La natura ci ama, siamo noi che non lo capiamo e continuiamo ad adottare comportamenti e modelli sociali che la danneggiano. La natura ci fa del bene anche quando noi semplicemente camminiamo all’interno di una foresta, di un parco, in uno spazio verde. Molte ricerche (si vedano per esempio vari studi compiuti in Giappone dal dottor Yoshifumi Miyazaki) dimostrano come il nostro organismo stia meglio dopo una giornata trascorsa passeggiando tra gli alberi: il sistema immunitario viene rafforzato, lo stress diminuisce, avviene una diminuzione della pressione arteriosa, solo per citare alcuni effetti positivi di un’immersione nei boschi.
Abbiamo un legame atavico con la natura, dimostrato dal nostro processo evolutivo. Solo negli ultimi due secoli questo legame si sta in qualche modo indebolendo, allentando, deformando e gli effetti deleteri si vedono. Quel legame è stato definito “biofilia” da Edward O. Wilson, biologo statunitense da anni impegnato negli studi sulla biodiversità.

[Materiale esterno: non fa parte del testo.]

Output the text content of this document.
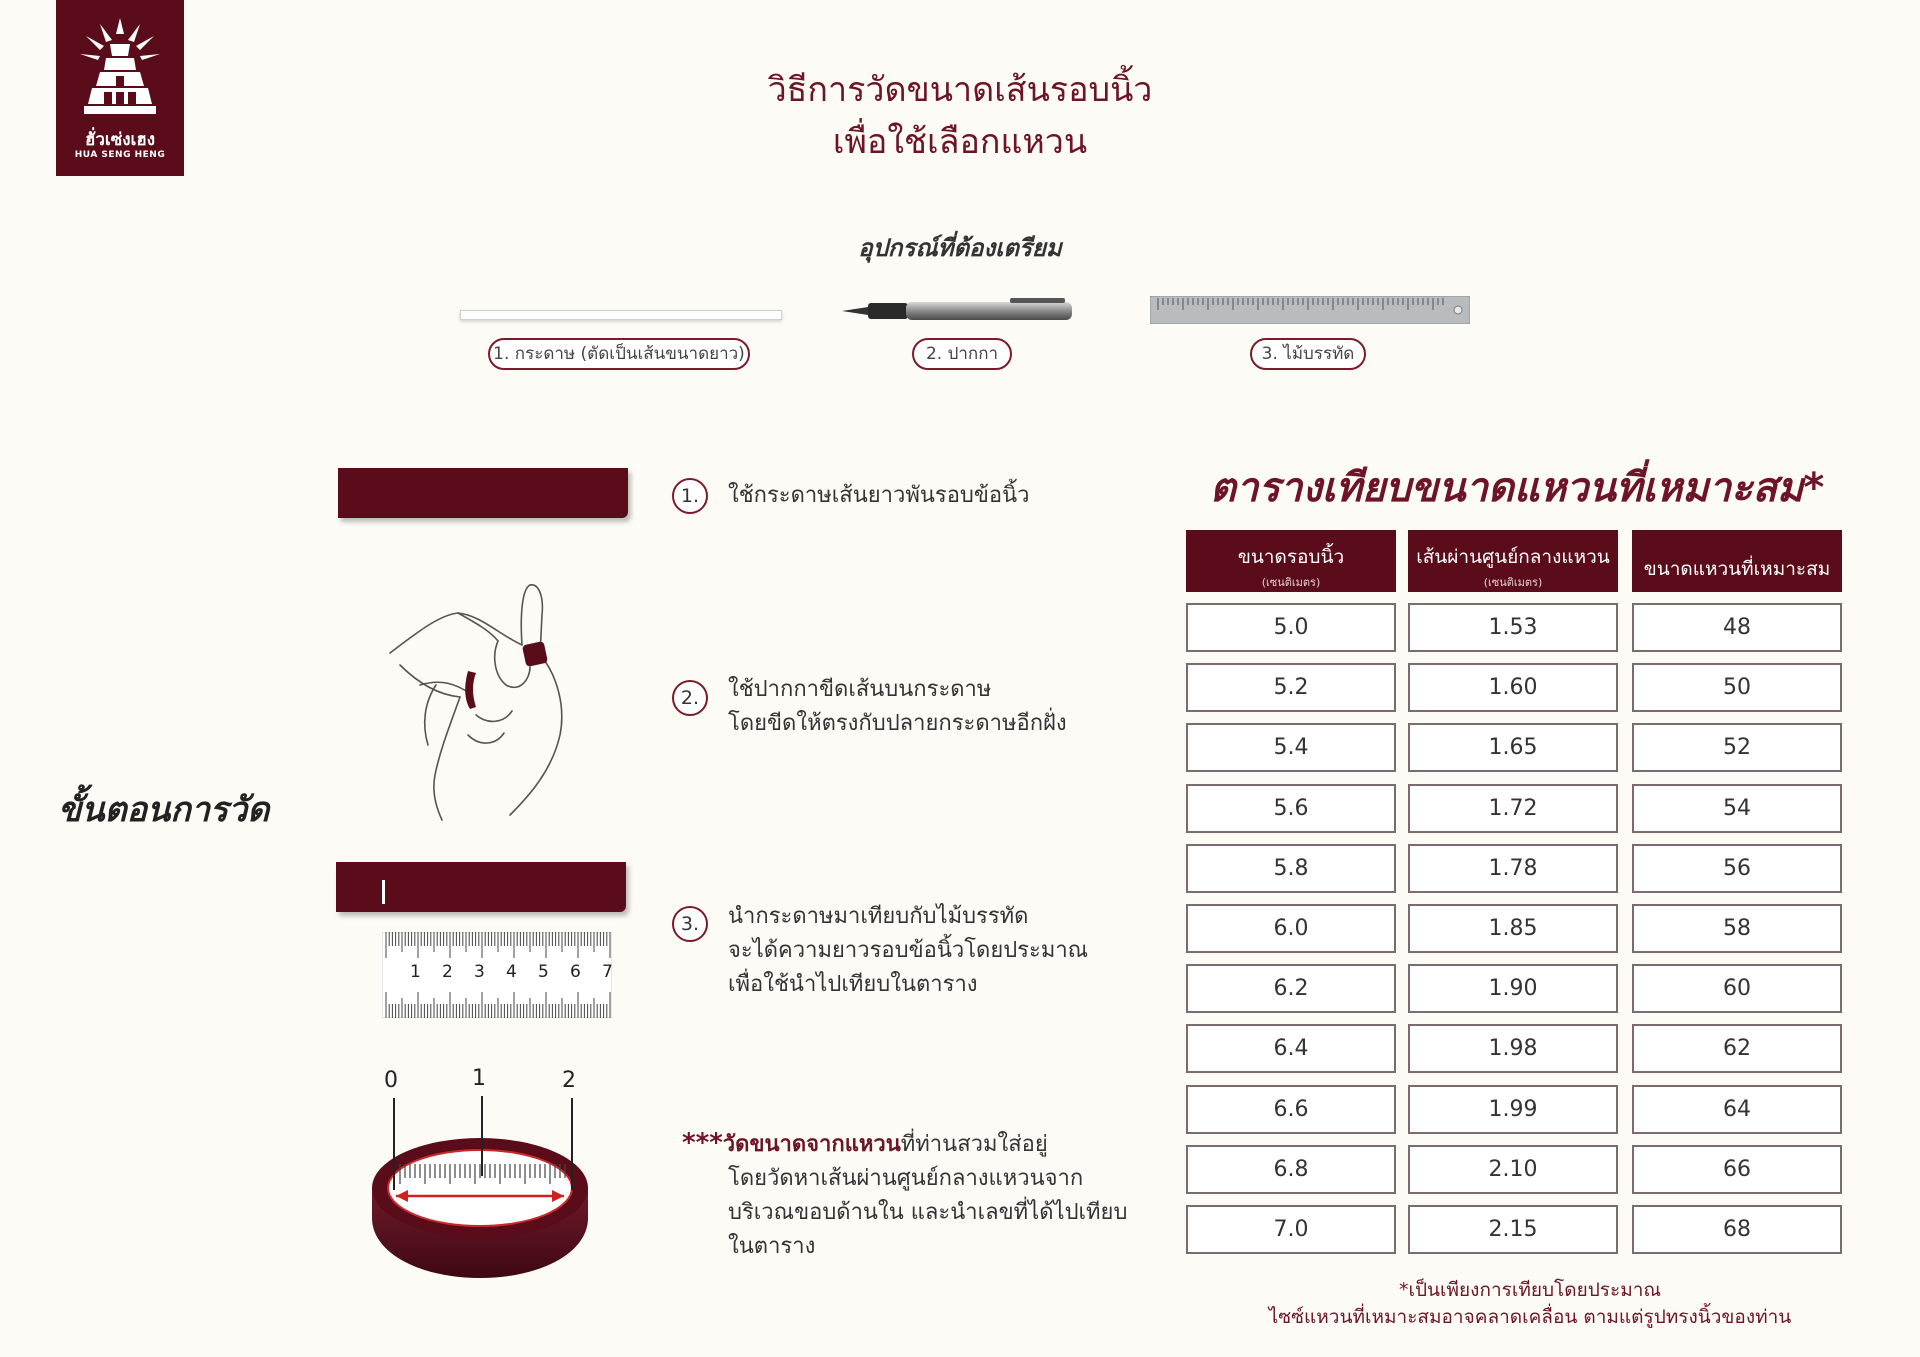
ฮั่วเซ่งเฮง
HUA SENG HENG
วิธีการวัดขนาดเส้นรอบนิ้ว
เพื่อใช้เลือกแหวน
อุปกรณ์ที่ต้องเตรียม
1. กระดาษ (ตัดเป็นเส้นขนาดยาว)	2. ปากกา	3. ไม้บรรทัด
ขั้นตอนการวัด
1 2 3 4 5 6 7
0	1	2
1.	ใช้กระดาษเส้นยาวพันรอบข้อนิ้ว
2.	ใช้ปากกาขีดเส้นบนกระดาษ
โดยขีดให้ตรงกับปลายกระดาษอีกฝั่ง
3.	นำกระดาษมาเทียบกับไม้บรรทัด
จะได้ความยาวรอบข้อนิ้วโดยประมาณ
เพื่อใช้นำไปเทียบในตาราง
***วัดขนาดจากแหวนที่ท่านสวมใส่อยู่
โดยวัดหาเส้นผ่านศูนย์กลางแหวนจาก
บริเวณขอบด้านใน และนำเลขที่ได้ไปเทียบ
ในตาราง
ตารางเทียบขนาดแหวนที่เหมาะสม*
ขนาดรอบนิ้ว
(เซนติเมตร)
เส้นผ่านศูนย์กลางแหวน
(เซนติเมตร)
ขนาดแหวนที่เหมาะสม
5.0	1.53	48
5.2	1.60	50
5.4	1.65	52
5.6	1.72	54
5.8	1.78	56
6.0	1.85	58
6.2	1.90	60
6.4	1.98	62
6.6	1.99	64
6.8	2.10	66
7.0	2.15	68
*เป็นเพียงการเทียบโดยประมาณ
ไซซ์แหวนที่เหมาะสมอาจคลาดเคลื่อน ตามแต่รูปทรงนิ้วของท่าน
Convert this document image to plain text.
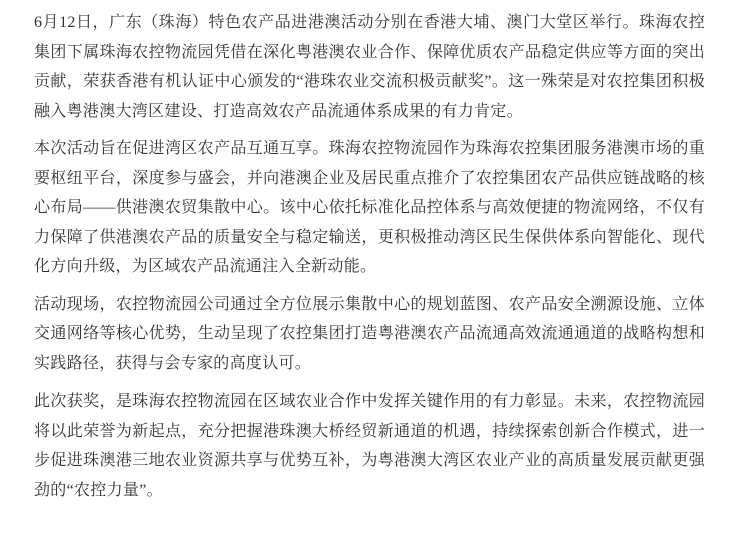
6月12日，广东（珠海）特色农产品进港澳活动分别在香港大埔、澳门大堂区举行。珠海农控集团下属珠海农控物流园凭借在深化粤港澳农业合作、保障优质农产品稳定供应等方面的突出贡献，荣获香港有机认证中心颁发的“港珠农业交流积极贡献奖”。这一殊荣是对农控集团积极融入粤港澳大湾区建设、打造高效农产品流通体系成果的有力肯定。

本次活动旨在促进湾区农产品互通互享。珠海农控物流园作为珠海农控集团服务港澳市场的重要枢纽平台，深度参与盛会，并向港澳企业及居民重点推介了农控集团农产品供应链战略的核心布局——供港澳农贸集散中心。该中心依托标准化品控体系与高效便捷的物流网络，不仅有力保障了供港澳农产品的质量安全与稳定输送，更积极推动湾区民生保供体系向智能化、现代化方向升级，为区域农产品流通注入全新动能。

活动现场，农控物流园公司通过全方位展示集散中心的规划蓝图、农产品安全溯源设施、立体交通网络等核心优势，生动呈现了农控集团打造粤港澳农产品流通高效流通通道的战略构想和实践路径，获得与会专家的高度认可。

此次获奖，是珠海农控物流园在区域农业合作中发挥关键作用的有力彰显。未来，农控物流园将以此荣誉为新起点，充分把握港珠澳大桥经贸新通道的机遇，持续探索创新合作模式，进一步促进珠澳港三地农业资源共享与优势互补，为粤港澳大湾区农业产业的高质量发展贡献更强劲的“农控力量”。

Proprio questo argomento è il fulcro centrale del libro di Clemens G. Arvay dal titolo “Effetto Biofilia” (Macroedizioni), in cui emerge chiaramente come noi esseri umani non siamo altro che parte integrante (ma non fondamentale, né indispensabile) della rete della vita composta da varie specie animali e vegetali. Senza questa “rete” l’esistenza sul nostro pianeta sarebbe molto diversa e, forse, lo stesso homo sapiens non esisterebbe nemmeno in base al tipo di evoluzione “interrelata” con le altre specie, avvenuta sulla Terra.
L’Autore, biologo austriaco, mette in evidenza quanto il nostro legame con alberi e piante sia indispensabile, fonte di vita e di vitalità. Nel volume vengono citati e spiegati diversi studi che mettono in luce l’importanza della natura per il nostro benessere. Già nel 1984 sulla rivista Science apparve un articolo in cui venivano spiegate le ricerche portate avanti dal dottor Roger Ulrich: egli ha dimostrato come la guarigione in ospedale venga accelerata se il paziente si trova in una camera con vetrate che guardano verso un giardino, un parco, o semplicemente verso un angolo in cui svetta un bell’albero.
Grazie alla sola presenza e alla vista della pianta, il paziente si sente meglio: le complicazioni post-operatorie diminuiscono o sono meno intense e anche l’impiego di antidolorifici risulta inferiore. Tutto ciò deriva da vari elementi, come sottolinea Clemens G. Arvay. Le piante comunicano con il nostro sistema immunitario. Merito dei terpeni bioattivi, sprigionati dagli alberi, che interagiscono con il nostro organismo, sia indirettamente sia direttamente, aumentando per esempio le note cellule killer con cui vengono rimossi, o aggrediti i virus e altri agenti patogeni.
Clemens G. Arvay con un linguaggio semplice e preciso, con numerosi riferimenti alle ricerche scientifiche, ci spiega quanto sia importante proteggere le foreste e più in generale i vari ecosistemi del nostro pianeta, non solo per motivazioni ecologiche, ma anche per ragioni legate propriamente alla nostra salute. Sulla base della biofilia, possiamo dire che senza il contatto con le piante noi non possiamo considerarci esseri “completi” e “sani”. Abbiamo bisogno del mondo vegetale per star bene e per continuare a evolverci in una direzione consapevole, avendo una visione d’insieme globale.
Clemens G. Arvay ci invita a recuperare il contatto con la Natura, quella Madre che ci ha permesso di muovere i primi passi sul pianeta e di continuare a esistere. La Natura è in questo senso madre, nutrice, fonte di vita. Oggi anche la scienza lo sta dimostrando… Non abbiamo dunque più scuse! Proteggiamo l’ambiente e viviamolo ogni giorno rimanendo in contatto con gli alberi, passeggiando e respirando l’aria benefica di boschi, foreste, parchi, giardini. Come scrisse secoli fa Santa Ildegarda di Bingen (1098-1179): “C’è una forza che viene dall’eternità, ed è verde”.
Viviamo e rispettiamo questa forza verde!